Introduction
In this project we will be looking at binary predictive modeling
using the logistic regression model. We will look to see if we need to
transform any variables and do cross validation before finding our final
model. We want to look at wins as our response variable and want to look
at what betting odds factor helps with that.
Data and Variable
Descriptions
This data set is on the NBA game betting odds and outcomes of the
2014-2015 Season. There is 1230 observations and 17 variables. The
variables in this data set are
- Datenum (categorical)- This is the amount of days since January 1,
1960
- Team (categorical)- Where the home team is from
- OppTeam (categorical)- Where the away team is from
- TeamPts (numerical)- Home team points scored
- OppPts (numerical)- Away team points scored
- Wins (binary response)- If the home team won (1 means they won, 0
means they lost)
- TeamCov (binary response) - If the home team covered the spread (1
means they covered, 0 means a “push”, and -1 means they didn’t
cover)
- TeamSprd (numerical)- The Vegas point spread for the home team
- OvrUndr (numerical)- The over/under Vegas line for the total points
in the game
- TeamDiff (numerical)- Home Points minus Away Points
- TotalPts (numerical)- Home Points plus Away Points
We only used a certain number of these variables like TeamPts,
OppPts, TeamWin, TeamSprd, and OvrUndr due to my past experiences. The
other variables were either not important for this project or they were
a combination of others.
Research
Question
The objective of this case study is to build a logistic regression
model to predict wins using various risk factors associated with the
game.
Exploratory
Analysis
We first make the following pairwise scatter plots to inspect the
potential issues with predictor variables.
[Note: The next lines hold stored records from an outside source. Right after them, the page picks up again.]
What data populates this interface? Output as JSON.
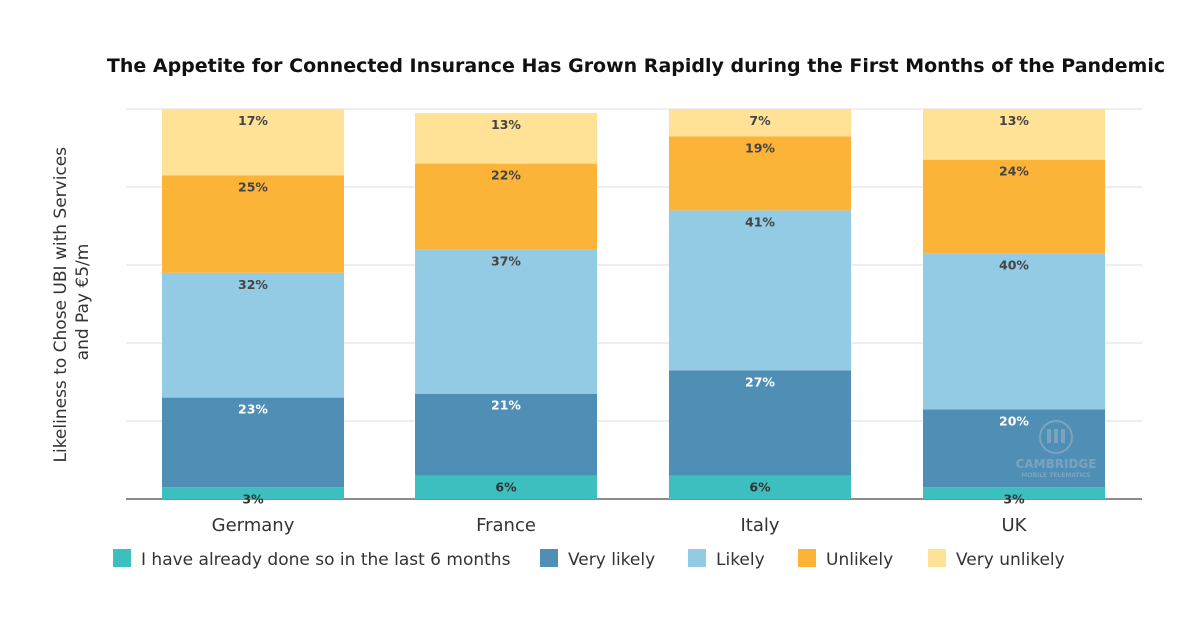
{
  "chart_data": {
    "type": "bar",
    "stacked": true,
    "title": "The Appetite for Connected Insurance Has Grown Rapidly during the First Months of the Pandemic",
    "xlabel": "",
    "ylabel_lines": [
      "Likeliness to Chose UBI with Services",
      "and Pay €5/m"
    ],
    "ylim": [
      0,
      100
    ],
    "grid": true,
    "legend_position": "bottom",
    "categories": [
      "Germany",
      "France",
      "Italy",
      "UK"
    ],
    "series": [
      {
        "name": "I have already done so in the last 6 months",
        "color": "#3dbfbf",
        "label_color": "#333333",
        "values": [
          3,
          6,
          6,
          3
        ]
      },
      {
        "name": "Very likely",
        "color": "#4f8fb6",
        "label_color": "#ffffff",
        "values": [
          23,
          21,
          27,
          20
        ]
      },
      {
        "name": "Likely",
        "color": "#93cae4",
        "label_color": "#444444",
        "values": [
          32,
          37,
          41,
          40
        ]
      },
      {
        "name": "Unlikely",
        "color": "#fbb338",
        "label_color": "#444444",
        "values": [
          25,
          22,
          19,
          24
        ]
      },
      {
        "name": "Very unlikely",
        "color": "#ffe296",
        "label_color": "#444444",
        "values": [
          17,
          13,
          7,
          13
        ]
      }
    ]
  },
  "watermark": {
    "line1": "CAMBRIDGE",
    "line2": "MOBILE TELEMATICS"
  }
}
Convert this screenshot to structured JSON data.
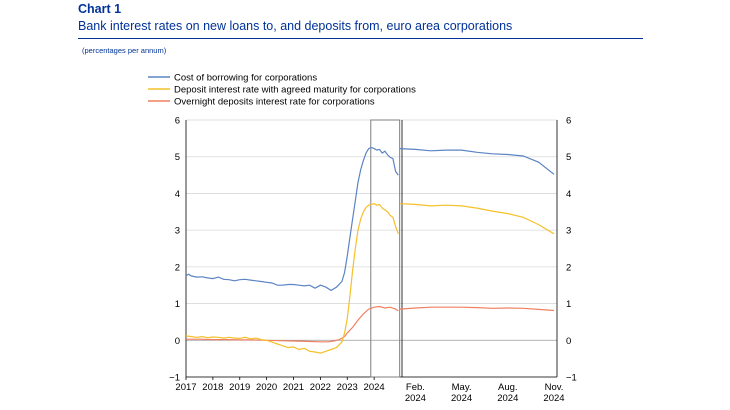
{
  "header": {
    "label": "Chart 1",
    "title": "Bank interest rates on new loans to, and deposits from, euro area corporations",
    "units": "(percentages per annum)"
  },
  "chart_data": {
    "type": "line",
    "ylim": [
      -1,
      6
    ],
    "yticks": [
      "−1",
      "0",
      "1",
      "2",
      "3",
      "4",
      "5",
      "6"
    ],
    "colors": {
      "borrowing": "#5b84c4",
      "agreed": "#f5c02a",
      "overnight": "#f08060",
      "axis": "#000000",
      "grid": "#d9d9d9",
      "highlight": "#7f7f7f"
    },
    "legend": [
      {
        "key": "borrowing",
        "name": "Cost of borrowing for corporations"
      },
      {
        "key": "agreed",
        "name": "Deposit interest rate with agreed maturity for corporations"
      },
      {
        "key": "overnight",
        "name": "Overnight deposits interest rate for corporations"
      }
    ],
    "left_panel": {
      "xlim": [
        2017,
        2025
      ],
      "x_tick_labels": [
        "2017",
        "2018",
        "2019",
        "2020",
        "2021",
        "2022",
        "2023",
        "2024"
      ],
      "highlight_range": [
        2023.95,
        2024.95
      ],
      "series": {
        "borrowing": [
          [
            2017.0,
            1.76
          ],
          [
            2017.1,
            1.8
          ],
          [
            2017.2,
            1.75
          ],
          [
            2017.4,
            1.72
          ],
          [
            2017.6,
            1.73
          ],
          [
            2017.8,
            1.7
          ],
          [
            2018.0,
            1.68
          ],
          [
            2018.2,
            1.72
          ],
          [
            2018.4,
            1.66
          ],
          [
            2018.6,
            1.65
          ],
          [
            2018.8,
            1.62
          ],
          [
            2019.0,
            1.65
          ],
          [
            2019.2,
            1.66
          ],
          [
            2019.4,
            1.64
          ],
          [
            2019.6,
            1.62
          ],
          [
            2019.8,
            1.6
          ],
          [
            2020.0,
            1.58
          ],
          [
            2020.2,
            1.56
          ],
          [
            2020.4,
            1.5
          ],
          [
            2020.6,
            1.5
          ],
          [
            2020.8,
            1.52
          ],
          [
            2021.0,
            1.52
          ],
          [
            2021.2,
            1.5
          ],
          [
            2021.4,
            1.48
          ],
          [
            2021.6,
            1.5
          ],
          [
            2021.8,
            1.42
          ],
          [
            2022.0,
            1.5
          ],
          [
            2022.2,
            1.45
          ],
          [
            2022.4,
            1.36
          ],
          [
            2022.6,
            1.45
          ],
          [
            2022.8,
            1.6
          ],
          [
            2022.9,
            1.85
          ],
          [
            2023.0,
            2.3
          ],
          [
            2023.1,
            2.8
          ],
          [
            2023.2,
            3.3
          ],
          [
            2023.3,
            3.8
          ],
          [
            2023.4,
            4.3
          ],
          [
            2023.5,
            4.65
          ],
          [
            2023.6,
            4.9
          ],
          [
            2023.7,
            5.1
          ],
          [
            2023.8,
            5.22
          ],
          [
            2023.9,
            5.25
          ],
          [
            2024.0,
            5.22
          ],
          [
            2024.1,
            5.18
          ],
          [
            2024.2,
            5.2
          ],
          [
            2024.3,
            5.1
          ],
          [
            2024.4,
            5.15
          ],
          [
            2024.5,
            5.05
          ],
          [
            2024.6,
            4.98
          ],
          [
            2024.7,
            4.95
          ],
          [
            2024.8,
            4.6
          ],
          [
            2024.9,
            4.5
          ]
        ],
        "agreed": [
          [
            2017.0,
            0.12
          ],
          [
            2017.2,
            0.1
          ],
          [
            2017.4,
            0.08
          ],
          [
            2017.6,
            0.1
          ],
          [
            2017.8,
            0.07
          ],
          [
            2018.0,
            0.09
          ],
          [
            2018.2,
            0.08
          ],
          [
            2018.4,
            0.06
          ],
          [
            2018.6,
            0.08
          ],
          [
            2018.8,
            0.06
          ],
          [
            2019.0,
            0.05
          ],
          [
            2019.2,
            0.08
          ],
          [
            2019.4,
            0.04
          ],
          [
            2019.6,
            0.06
          ],
          [
            2019.8,
            0.02
          ],
          [
            2020.0,
            0.0
          ],
          [
            2020.2,
            -0.05
          ],
          [
            2020.4,
            -0.1
          ],
          [
            2020.6,
            -0.15
          ],
          [
            2020.8,
            -0.2
          ],
          [
            2021.0,
            -0.18
          ],
          [
            2021.2,
            -0.25
          ],
          [
            2021.4,
            -0.22
          ],
          [
            2021.6,
            -0.3
          ],
          [
            2021.8,
            -0.32
          ],
          [
            2022.0,
            -0.35
          ],
          [
            2022.2,
            -0.3
          ],
          [
            2022.4,
            -0.25
          ],
          [
            2022.6,
            -0.2
          ],
          [
            2022.8,
            -0.05
          ],
          [
            2022.9,
            0.2
          ],
          [
            2023.0,
            0.6
          ],
          [
            2023.1,
            1.2
          ],
          [
            2023.2,
            1.9
          ],
          [
            2023.3,
            2.5
          ],
          [
            2023.4,
            3.0
          ],
          [
            2023.5,
            3.3
          ],
          [
            2023.6,
            3.5
          ],
          [
            2023.7,
            3.62
          ],
          [
            2023.8,
            3.68
          ],
          [
            2023.9,
            3.7
          ],
          [
            2024.0,
            3.72
          ],
          [
            2024.1,
            3.68
          ],
          [
            2024.2,
            3.7
          ],
          [
            2024.3,
            3.6
          ],
          [
            2024.4,
            3.55
          ],
          [
            2024.5,
            3.5
          ],
          [
            2024.6,
            3.4
          ],
          [
            2024.7,
            3.35
          ],
          [
            2024.8,
            3.1
          ],
          [
            2024.9,
            2.9
          ]
        ],
        "overnight": [
          [
            2017.0,
            0.03
          ],
          [
            2017.5,
            0.03
          ],
          [
            2018.0,
            0.02
          ],
          [
            2018.5,
            0.02
          ],
          [
            2019.0,
            0.01
          ],
          [
            2019.5,
            0.01
          ],
          [
            2020.0,
            0.0
          ],
          [
            2020.5,
            -0.01
          ],
          [
            2021.0,
            -0.02
          ],
          [
            2021.5,
            -0.03
          ],
          [
            2022.0,
            -0.04
          ],
          [
            2022.3,
            -0.04
          ],
          [
            2022.5,
            -0.02
          ],
          [
            2022.7,
            0.02
          ],
          [
            2022.9,
            0.1
          ],
          [
            2023.0,
            0.2
          ],
          [
            2023.2,
            0.35
          ],
          [
            2023.4,
            0.55
          ],
          [
            2023.6,
            0.72
          ],
          [
            2023.8,
            0.85
          ],
          [
            2024.0,
            0.9
          ],
          [
            2024.2,
            0.92
          ],
          [
            2024.4,
            0.88
          ],
          [
            2024.6,
            0.9
          ],
          [
            2024.8,
            0.85
          ],
          [
            2024.9,
            0.8
          ]
        ]
      }
    },
    "right_panel": {
      "xlim": [
        0,
        10
      ],
      "x_tick_labels": [
        {
          "x": 1,
          "line1": "Feb.",
          "line2": "2024"
        },
        {
          "x": 4,
          "line1": "May.",
          "line2": "2024"
        },
        {
          "x": 7,
          "line1": "Aug.",
          "line2": "2024"
        },
        {
          "x": 10,
          "line1": "Nov.",
          "line2": "2024"
        }
      ],
      "series": {
        "borrowing": [
          [
            0,
            5.22
          ],
          [
            1,
            5.2
          ],
          [
            2,
            5.16
          ],
          [
            3,
            5.18
          ],
          [
            4,
            5.18
          ],
          [
            5,
            5.12
          ],
          [
            6,
            5.08
          ],
          [
            7,
            5.06
          ],
          [
            8,
            5.02
          ],
          [
            9,
            4.85
          ],
          [
            10,
            4.52
          ]
        ],
        "agreed": [
          [
            0,
            3.72
          ],
          [
            1,
            3.7
          ],
          [
            2,
            3.66
          ],
          [
            3,
            3.68
          ],
          [
            4,
            3.66
          ],
          [
            5,
            3.6
          ],
          [
            6,
            3.52
          ],
          [
            7,
            3.45
          ],
          [
            8,
            3.35
          ],
          [
            9,
            3.15
          ],
          [
            10,
            2.9
          ]
        ],
        "overnight": [
          [
            0,
            0.85
          ],
          [
            1,
            0.88
          ],
          [
            2,
            0.9
          ],
          [
            3,
            0.9
          ],
          [
            4,
            0.9
          ],
          [
            5,
            0.89
          ],
          [
            6,
            0.87
          ],
          [
            7,
            0.88
          ],
          [
            8,
            0.87
          ],
          [
            9,
            0.84
          ],
          [
            10,
            0.81
          ]
        ]
      }
    }
  }
}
Looking at the scatter plots we can see that none look skewed and are
all unimodal besides our binary response variable which is team wins.
This means that we do not need to transform any of our predictor
variables.
Standizing Numerical
Predictor Variables
Since this is a predictive model, we don’t worry about the
interpretation of the coefficients. The objective is to identify a model
that has the best predictive performance.
Data Split - Training
and Testing Data
We randomly split the data into two subsets. 80% of the data will be
used as training data. We will use the training data to search the
candidate models, validate them and identify the final model using the
cross-validation method. The 20% of the hold-up sample will be used for
assessing the performance of the final model.
Best Model
Identification
In the past modules, we introduced full and reduced models to set up
the scope for searching for the final model. In this case study, we use
the full, reduced, and final models obtained based on the step-wise
variable selection as the three candidate models.
Cross-Validation
for Model Identification
Since our training data is relatively small, I will use 5-fold
cross-validation to ensure the validation data set has enough diabetes
cases.
Average of prediction errors of candidate models
| 1 |
1 |
1 |
The average predictive errors of both model 1 and model 2 are the
same. Since model 2 is simpler than model 1, we choose model 2 as the
final predictive model. This selection of the final model is based on
the cut-off probability 0.5.
Final Model
Reporting
The previous cross-validation procedure identified the best model
with pre-selected cut-off 0.5. The actual accuracy of the final model is
given by
The actual accuracy of the final model
| 1 |
Looking at these results, it tells us that this model has a 100%
accuracy of predicting the outcome in the final model. This seems
correct because how many points you score affects the outcome of the
game greatly and how mnay points you can hold your opponent too.
Conclusion
In this project we were trying to make a model that predicts wins.
The final result for the accuracy of our final model was 100%. An
accuracy of 100% shows that the model is identifying if an observation
falls into win (1) or loss (0) for 100% of the time.